Eye Controlled Media: Present and Future State

This paper is written in spring 1995 by Theo Engell-Nielsen and Arne John Glenstrup as a final thesis of our minor subject: Information Psychology (HCI). The paper is available in electronic form as a hypertext document, a PDF document, and a gzipped PostScript File.

Abstract

Today, the human eye-gaze can be recorded by relatively unobtrusive techniques. This thesis argues that it is possible to use the eye-gaze of a computer user in the interface to aid the control of the application. Care must be taken, though, that eye-gaze tracking data is used in a sensible way, since the nature of human eye-movements is a combination of several voluntary and involuntary cognitive processes.

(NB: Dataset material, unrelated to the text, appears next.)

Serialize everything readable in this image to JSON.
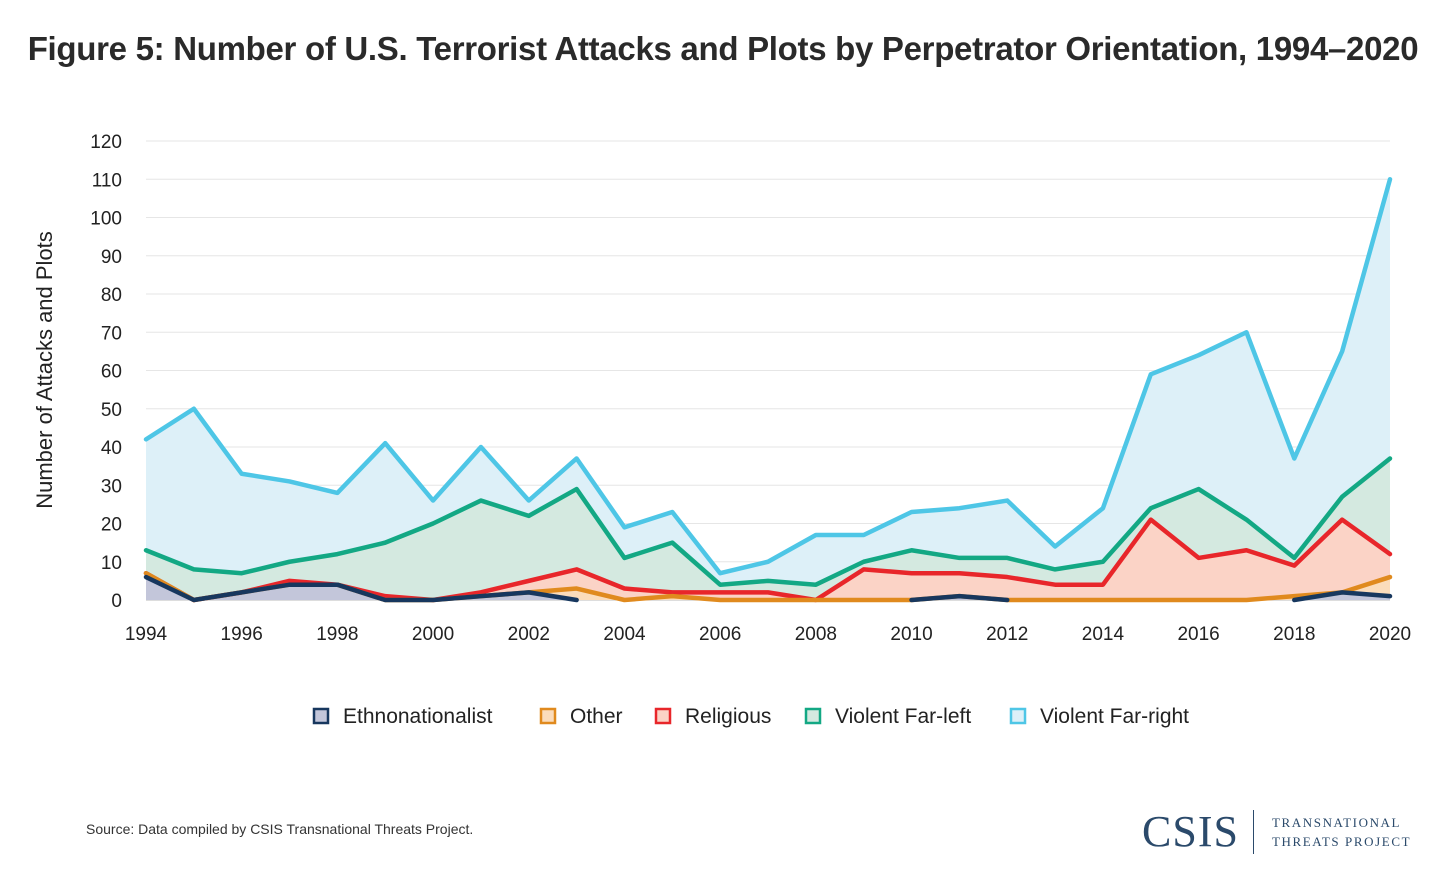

The main reason for eye-gaze based user interfaces being attractive is that the direction of the eye-gaze can express the interests of the user-it is a potential porthole into the current cognitive processes-and communication through the direction of the eyes is faster than any other mode of human communication. It is argued that eye-gaze tracking data is best used in multimodal interfaces where the user interacts with the data instead of the interface, in so-called non-command user interfaces. Furthermore, five usability criteria for eye-gaze media are given.

This thesis also suggests research into a new, interactive film medium: interest and emotion sensitive media (IES). IES exploits the viewer's eye-gaze and other affection measures to determine how script paths of an IES film are traversed. IES will be very difficult to implement today, as research is needed to investigate temporal problems in script construction, how multiple persons can use IES, how activation areas are constructed and how the producer of an IES film is best assisted in writing the script.

This thesis also contains reviews of current technical possibilities, psychological aspects of eye-gaze tracking and current eye-gaze based systems.